Your resume is not the place to add some jazzy graphics or long-winded descriptions. Keep it concise, keep it clear, and don’t forget to sprinkle it with some of the exact buzzwords used in the job description. Simple, clean copy may look boring to you—but in this case, the rest is just clutter.
Going hand-in-hand with the above point, keep the information you want conveyed in an organized layout. Recruiters look at hundreds of resumes a day, so the more organized and easy-to-read your information is, the more their eyes will thank you—and the more likely you are to get a call.
This may seem like a no-brainer, but it really is the key to getting your voice heard in the world of job interviews. Did you tell the recruiter you would send your resume by a certain date? Did you say you would answer the phone or show up to the office for an interview at a certain time? Then do so. Every time. On time.
Have you been able to solve problems—whether it’s with a client, for a project, or in the office—successfully on your own? Draw attention to that in your resume and during interviews by citing specific incidents in which you got things done. Why? Fast Company cites a new study by the HR software provider iCIMS that finds 62 percent of recruiters keep an eye out specifically for people who have demonstrated the ability to find solutions. That percentage makes it the number one soft skill recruiters seek.
Showing that you take an interest in the job, and about all the position entails, signals to the recruiter you could be a valuable investment for the company. Resumes that reflect ambition often include achievements like exceeding work goals or holding leadership positions (whether inside or outside of the office).
Treat the recruiter as you would someone who directly works for the company for which you want to work. Consider contact with him part of the formal interview process. Respond to all questions about your background and what you are looking for with answers specifically tailored to the company and position. Follow up, provide samples when they ask for them, don’t forget to send thank-you notes after interviews, and check in with them.
As in any interview, it is important to remain open and forthcoming—even if it’s about an uncomfortable topic like unemployment or firings.

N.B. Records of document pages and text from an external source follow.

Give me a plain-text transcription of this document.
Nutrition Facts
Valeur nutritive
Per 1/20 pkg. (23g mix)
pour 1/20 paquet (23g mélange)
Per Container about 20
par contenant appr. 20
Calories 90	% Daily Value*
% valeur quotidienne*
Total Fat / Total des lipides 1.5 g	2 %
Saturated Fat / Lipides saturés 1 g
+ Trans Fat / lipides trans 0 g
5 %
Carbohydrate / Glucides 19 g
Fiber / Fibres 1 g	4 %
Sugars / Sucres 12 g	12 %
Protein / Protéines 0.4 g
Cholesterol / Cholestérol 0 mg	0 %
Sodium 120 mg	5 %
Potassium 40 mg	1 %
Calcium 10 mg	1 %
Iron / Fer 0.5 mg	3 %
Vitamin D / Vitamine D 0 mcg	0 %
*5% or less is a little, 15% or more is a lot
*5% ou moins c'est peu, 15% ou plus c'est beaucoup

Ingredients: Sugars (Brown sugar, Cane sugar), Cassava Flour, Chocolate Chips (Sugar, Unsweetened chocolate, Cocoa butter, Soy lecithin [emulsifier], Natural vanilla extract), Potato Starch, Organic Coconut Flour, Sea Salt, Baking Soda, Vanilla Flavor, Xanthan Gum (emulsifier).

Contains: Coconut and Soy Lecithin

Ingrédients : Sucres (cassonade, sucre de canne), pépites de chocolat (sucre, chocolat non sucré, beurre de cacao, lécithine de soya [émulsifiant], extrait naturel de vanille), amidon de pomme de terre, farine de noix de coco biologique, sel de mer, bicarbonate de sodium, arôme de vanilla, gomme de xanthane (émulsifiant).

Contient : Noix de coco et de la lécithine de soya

Not only will that information eventually get out anyway (whether through your resume, reference checks, or some other avenue), but recruiters are trained on the art of sidestepping questions—and they don’t like it.
No, success cannot always be measured in numbers. But if you have the numbers to show (say, a certain percentage you helped increase your company’s sales or a certain number of additional clients you nabbed) then show it proudly on your resume. You could even take it further and put those numbers in bold underneath each place of previous employment.
While it can be frustrating to suddenly stop hearing from a recruiter, it helps to know exactly what one is looking for when glancing over your resume. Keep the above points in mind while crafting yours, and you just might find yours at the top of the pile.